25 March 2026, 08:36

Florentina Holzingers Sancta polarisiert erneut an der Stuttgarter Staatsoper

Plakat für das Théâtre de l'Opéra in Paris mit einer Frau in einem weißen Kleid mit einem blauen Schultertuch, ihre Haare zu einem Dutt gebunden, vor einem tiefblauen Nachthimmel mit Sternen und schwarzer, fetter Schrift, die 'Theater der Oper' lautet.

Florentina Holzingers Sancta polarisiert erneut an der Stuttgarter Staatsoper

Florentina Holzingers provokante Oper Sancta kehrt an die Staatsoper Stuttgart zurück

Dieser Herbst bringt die umstrittene Produktion Sancta von Florentina Holzinger zurück an die Staatsoper Stuttgart.
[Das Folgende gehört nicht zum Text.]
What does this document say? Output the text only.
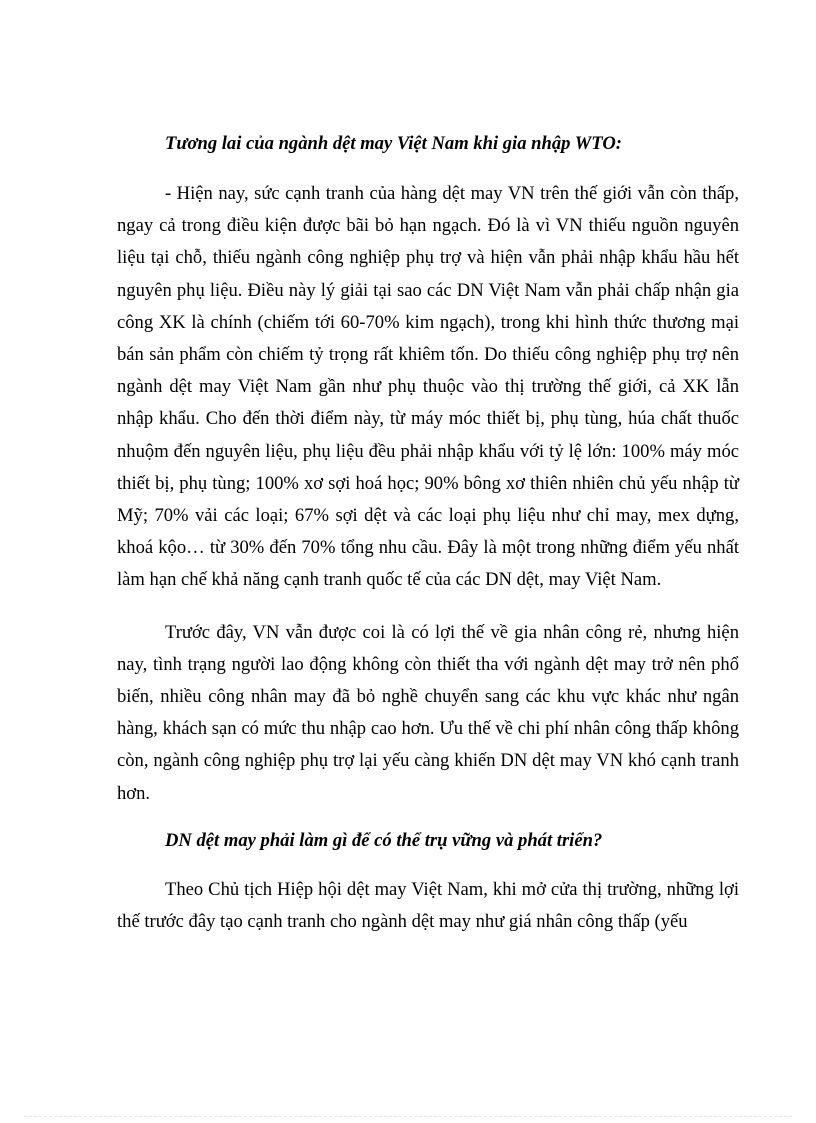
Tương lai của ngành dệt may Việt Nam khi gia nhập WTO:

- Hiện nay, sức cạnh tranh của hàng dệt may VN trên thế giới vẫn còn thấp, ngay cả trong điều kiện được bãi bỏ hạn ngạch. Đó là vì VN thiếu nguồn nguyên liệu tại chỗ, thiếu ngành công nghiệp phụ trợ và hiện vẫn phải nhập khẩu hầu hết nguyên phụ liệu. Điều này lý giải tại sao các DN Việt Nam vẫn phải chấp nhận gia công XK là chính (chiếm tới 60-70% kim ngạch), trong khi hình thức thương mại bán sản phẩm còn chiếm tỷ trọng rất khiêm tốn. Do thiếu công nghiệp phụ trợ nên ngành dệt may Việt Nam gần như phụ thuộc vào thị trường thế giới, cả XK lẫn nhập khẩu. Cho đến thời điểm này, từ máy móc thiết bị, phụ tùng, húa chất thuốc nhuộm đến nguyên liệu, phụ liệu đều phải nhập khẩu với tỷ lệ lớn: 100% máy móc thiết bị, phụ tùng; 100% xơ sợi hoá học; 90% bông xơ thiên nhiên chủ yếu nhập từ Mỹ; 70% vải các loại; 67% sợi dệt và các loại phụ liệu như chỉ may, mex dựng, khoá kộo… từ 30% đến 70% tổng nhu cầu. Đây là một trong những điểm yếu nhất làm hạn chế khả năng cạnh tranh quốc tế của các DN dệt, may Việt Nam.

Trước đây, VN vẫn được coi là có lợi thế về gia nhân công rẻ, nhưng hiện nay, tình trạng người lao động không còn thiết tha với ngành dệt may trở nên phổ biến, nhiều công nhân may đã bỏ nghề chuyển sang các khu vực khác như ngân hàng, khách sạn có mức thu nhập cao hơn. Ưu thế về chi phí nhân công thấp không còn, ngành công nghiệp phụ trợ lại yếu càng khiến DN dệt may VN khó cạnh tranh hơn.

DN dệt may phải làm gì để có thể trụ vững và phát triển?

Theo Chủ tịch Hiệp hội dệt may Việt Nam, khi mở cửa thị trường, những lợi thế trước đây tạo cạnh tranh cho ngành dệt may như giá nhân công thấp (yếu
Das Stück, das bei seiner Premiere für Aufsehen sorgte, wird vom 3. bis 5. Oktober aufgeführt, mit weiteren Vorstellungen am 1. und 2. November. Bekannt dafür, künstlerische Grenzen auszuloten, deutet Sancta ein einst verbotenes Werk neu und stellt traditionelle christliche Erzählungen infrage.

Ausgangspunkt von Sancta ist Paul Hindemiths Oper Sancta Susanna aus dem Jahr 1922, die ursprünglich wegen angeblicher Gotteslästerung abgelehnt wurde. Holzinger transformiert dieses Material in einem radikalen Performance-Kunst-Stil, der harte Bilder mit schwarzem Humor verbindet. Die Probenphase war intensiv, mit neuen Elementen, die bis kurz vor die Premiere eingefügt wurden.

Bei der Stuttgarter Uraufführung löste die Inszenierung solche Emotionen aus, dass 18 Zuschauer medizinisch versorgt werden mussten. Die mediale Aufregung reichte von Drohungen bis zu Schlagzeilen weltweit und markierte einen Wendepunkt in Holzingers Schaffen – weg von früheren, weniger polarisierenden Werken wie Der rote Wal. Im Gegensatz zu ihren früheren Projekten hat sich Sancta als prägender Skandal in der Stuttgarter Opernszene etabliert.

Dirigentin Marit Strindlund, die Holzingers Arbeit erstmals in Berlin mit Ophelia's Got Talent erlebte, beschreibt Sancta als ein Stück, das bewusst die Grenzen zwischen Kunstformen verwischt. Trotz der schockierenden Bilder betont sie den zugrundeliegenden Humor, der die Aufführung dynamisch hält. Im Mittelpunkt der Oper steht das Thema der weiblichen Selbstbestimmung innerhalb christlicher Ikonografie, inszeniert auf provokante und konfrontative Weise.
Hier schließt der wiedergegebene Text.